Can women accurately self-assess their eligibility for medical abortion? New research from Nepal indicates that, with some simple guidance, they can—a finding with broad implications for the growing question of how much medical oversight of the medical abortion process is needed.
The study, published in the journal PLOS ONE, is the first to examine women’s ability to self-determine eligibility for medical abortion (abortion with pills) using a toolkit consisting of a gestational dating wheel and a checklist. More than 3,100 women and 165 female community health volunteers participated in the study, which evaluated their ability to use the toolkit accurately, compared to receiving care from health providers trained in comprehensive abortion care.
The toolkit consisted of a modified gestational wheel for determining if the length of the pregnancy was under the limit for medical abortion drugs to be effective when used at home, and a checklist to determine if the woman had a contraindication to the medical abortion drugs. The participating women were pregnant, seeking abortion services at a health facility, and able to read and write in Nepali.

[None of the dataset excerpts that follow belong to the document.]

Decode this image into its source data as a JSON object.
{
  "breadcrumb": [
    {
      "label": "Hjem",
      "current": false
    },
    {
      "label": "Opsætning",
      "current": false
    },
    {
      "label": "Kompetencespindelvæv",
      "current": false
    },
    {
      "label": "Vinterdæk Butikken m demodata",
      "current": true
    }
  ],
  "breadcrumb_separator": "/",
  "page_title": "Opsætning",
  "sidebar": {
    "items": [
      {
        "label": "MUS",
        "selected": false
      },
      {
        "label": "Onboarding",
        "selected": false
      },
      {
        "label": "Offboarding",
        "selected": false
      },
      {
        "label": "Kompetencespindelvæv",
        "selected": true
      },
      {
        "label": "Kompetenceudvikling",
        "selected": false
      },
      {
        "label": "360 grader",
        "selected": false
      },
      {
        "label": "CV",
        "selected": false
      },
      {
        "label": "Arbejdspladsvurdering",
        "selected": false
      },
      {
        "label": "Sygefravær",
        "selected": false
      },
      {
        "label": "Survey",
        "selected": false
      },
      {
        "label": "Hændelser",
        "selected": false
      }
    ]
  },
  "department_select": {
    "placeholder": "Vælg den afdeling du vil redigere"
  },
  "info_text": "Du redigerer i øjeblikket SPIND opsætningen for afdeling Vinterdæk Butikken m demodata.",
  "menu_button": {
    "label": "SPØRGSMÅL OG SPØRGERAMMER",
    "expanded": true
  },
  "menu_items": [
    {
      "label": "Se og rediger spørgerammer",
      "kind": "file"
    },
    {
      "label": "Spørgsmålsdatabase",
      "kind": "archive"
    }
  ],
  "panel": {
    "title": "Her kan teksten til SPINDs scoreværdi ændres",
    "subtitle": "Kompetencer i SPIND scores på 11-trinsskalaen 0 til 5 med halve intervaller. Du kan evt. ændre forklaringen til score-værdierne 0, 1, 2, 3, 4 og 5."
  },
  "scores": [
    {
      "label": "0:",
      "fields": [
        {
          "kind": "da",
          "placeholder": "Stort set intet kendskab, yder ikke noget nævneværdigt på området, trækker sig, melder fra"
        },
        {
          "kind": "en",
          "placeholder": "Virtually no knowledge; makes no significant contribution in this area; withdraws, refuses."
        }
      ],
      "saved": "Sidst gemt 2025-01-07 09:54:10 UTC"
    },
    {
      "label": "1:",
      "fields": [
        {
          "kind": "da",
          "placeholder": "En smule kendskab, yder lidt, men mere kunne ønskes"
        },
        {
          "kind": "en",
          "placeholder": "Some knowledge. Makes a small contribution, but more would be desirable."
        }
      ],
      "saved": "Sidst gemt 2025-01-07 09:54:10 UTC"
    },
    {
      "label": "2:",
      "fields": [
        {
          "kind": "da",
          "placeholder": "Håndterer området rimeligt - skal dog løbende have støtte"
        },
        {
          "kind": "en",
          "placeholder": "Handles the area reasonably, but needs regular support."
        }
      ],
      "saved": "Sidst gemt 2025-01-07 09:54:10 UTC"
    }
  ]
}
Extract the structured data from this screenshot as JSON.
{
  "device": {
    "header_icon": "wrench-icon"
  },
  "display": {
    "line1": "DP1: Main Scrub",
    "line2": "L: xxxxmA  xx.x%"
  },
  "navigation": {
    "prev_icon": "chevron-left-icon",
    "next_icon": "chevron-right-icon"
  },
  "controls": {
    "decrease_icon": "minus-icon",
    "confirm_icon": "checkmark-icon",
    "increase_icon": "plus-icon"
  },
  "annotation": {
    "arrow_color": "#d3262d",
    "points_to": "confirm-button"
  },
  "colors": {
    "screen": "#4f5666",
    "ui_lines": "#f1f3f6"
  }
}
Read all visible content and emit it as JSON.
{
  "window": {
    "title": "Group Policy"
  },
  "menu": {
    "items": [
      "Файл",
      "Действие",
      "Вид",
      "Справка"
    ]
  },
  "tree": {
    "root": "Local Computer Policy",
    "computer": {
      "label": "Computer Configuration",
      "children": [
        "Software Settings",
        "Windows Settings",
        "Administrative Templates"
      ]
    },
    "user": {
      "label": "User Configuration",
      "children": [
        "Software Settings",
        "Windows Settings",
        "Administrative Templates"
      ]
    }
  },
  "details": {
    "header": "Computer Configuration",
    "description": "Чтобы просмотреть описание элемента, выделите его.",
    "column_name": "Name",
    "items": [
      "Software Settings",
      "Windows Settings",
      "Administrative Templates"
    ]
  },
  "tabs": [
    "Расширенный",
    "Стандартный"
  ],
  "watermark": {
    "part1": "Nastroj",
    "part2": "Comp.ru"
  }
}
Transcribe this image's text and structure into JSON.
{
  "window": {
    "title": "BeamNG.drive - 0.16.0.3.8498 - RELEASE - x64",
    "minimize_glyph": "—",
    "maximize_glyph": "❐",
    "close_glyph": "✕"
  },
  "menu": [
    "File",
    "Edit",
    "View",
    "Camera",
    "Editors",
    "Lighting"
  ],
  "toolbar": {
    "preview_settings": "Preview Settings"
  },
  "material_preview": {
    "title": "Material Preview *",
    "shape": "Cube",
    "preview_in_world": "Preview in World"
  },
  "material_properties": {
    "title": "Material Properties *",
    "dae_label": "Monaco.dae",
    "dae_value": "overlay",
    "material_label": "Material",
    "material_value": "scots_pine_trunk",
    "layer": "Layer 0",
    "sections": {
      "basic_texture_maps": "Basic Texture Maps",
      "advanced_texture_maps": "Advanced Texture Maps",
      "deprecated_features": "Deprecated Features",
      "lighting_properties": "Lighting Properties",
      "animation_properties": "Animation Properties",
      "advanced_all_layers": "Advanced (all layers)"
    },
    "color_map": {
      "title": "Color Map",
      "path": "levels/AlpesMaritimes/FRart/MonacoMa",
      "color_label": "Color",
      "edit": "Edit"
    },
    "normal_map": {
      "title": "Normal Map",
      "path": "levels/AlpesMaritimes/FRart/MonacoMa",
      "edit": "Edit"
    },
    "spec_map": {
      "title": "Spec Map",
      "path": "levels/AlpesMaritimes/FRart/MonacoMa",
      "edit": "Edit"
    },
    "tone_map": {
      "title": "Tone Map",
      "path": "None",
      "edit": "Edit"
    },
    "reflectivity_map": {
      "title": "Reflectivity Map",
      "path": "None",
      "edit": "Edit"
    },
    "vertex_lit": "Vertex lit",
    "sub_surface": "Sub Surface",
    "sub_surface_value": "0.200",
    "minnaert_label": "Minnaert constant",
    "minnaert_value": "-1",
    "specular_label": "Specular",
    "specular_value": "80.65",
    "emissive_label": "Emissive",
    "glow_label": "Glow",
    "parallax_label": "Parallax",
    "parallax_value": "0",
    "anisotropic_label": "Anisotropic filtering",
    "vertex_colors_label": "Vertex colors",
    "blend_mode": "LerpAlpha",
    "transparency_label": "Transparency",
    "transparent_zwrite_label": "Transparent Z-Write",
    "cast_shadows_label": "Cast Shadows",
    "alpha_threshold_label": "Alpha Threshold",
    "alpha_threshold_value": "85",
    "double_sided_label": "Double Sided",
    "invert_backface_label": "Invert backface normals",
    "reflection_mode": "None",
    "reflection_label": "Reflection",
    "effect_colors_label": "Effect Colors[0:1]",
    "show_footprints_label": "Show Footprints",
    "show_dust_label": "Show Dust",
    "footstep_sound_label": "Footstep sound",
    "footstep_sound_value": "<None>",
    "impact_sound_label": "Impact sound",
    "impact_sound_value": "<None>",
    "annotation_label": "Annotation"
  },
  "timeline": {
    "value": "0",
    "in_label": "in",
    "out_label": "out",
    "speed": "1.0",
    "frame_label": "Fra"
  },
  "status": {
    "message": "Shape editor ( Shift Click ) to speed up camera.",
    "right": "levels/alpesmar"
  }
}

Findings from the study are striking:Women and FCHVs accurately interpreted the gestational wheel 96 percent of the time, and FCHVs used the checklist accurately 95 percent of the time. Women, however, had more difficulty with the checklist, using it accurately only 72 percent of the time. While more than 550 women identified themselves as having a potential medical contraindication to medical abortion drugs, they went on to incorrectly identify themselves as eligible for medical abortion. In fact, the study notes, fewer than one percent of the women participating in the study had true contraindications.
Kathryn Andersen, Ipas senior director for innovation and technical excellence and lead author of the study, says the findings provide important new evidence for health professionals, policy makers, researchers and others involved in the effort to make medical abortion more accessible to women. “Widespread use of a toolkit that provides simple guidance has the potential to greatly increase women’s access to safe abortion—especially in rural areas where access to safe abortion services in a health facility is limited,” she says, “These initial results are promising, and we recommend that future research focusing on refining the toolkit, especially the checklist, so that women are even more successful in identifying their eligibility.”
Dr. Emily Jackson, an Ipas consultant and one of the co-authors of the study, says the extraordinary safety and efficacy of mifepristone-misoprostol medical abortion up to 10 weeks of pregnancy, combined with its ease of use, has led many in the global reproductive health field to question how much medical oversight of the medical abortion process is actually needed.
“The World Health Organization has called for research to document the safety and effectiveness of moving medical abortion to lower levels of the health system—particularly among cadres of health care providers with less training, including lay providers and even women themselves. Our study offers some useful evidence in that area,” she says. “We found that the FCHVs, who are minimally trained community health volunteers, actually performed a little better with the toolkit than the women did, probably because they had more practice and training with the tools.”
But, she adds, whether women self-assess their eligibility or do so with the help of a lay health worker in their community, the goal is to help women access safe abortion—especially women who live in areas where there is no abortion provider or no health provider at all.
“What’s exciting about this study,” Jackson says, “is that it suggests that, with some simple guidance, women, no matter where they live, could access the life-saving technology of medical abortion, which is 98 percent effective and has a complication rate of less than one percent. The formal medical community needs to reflect on this data.”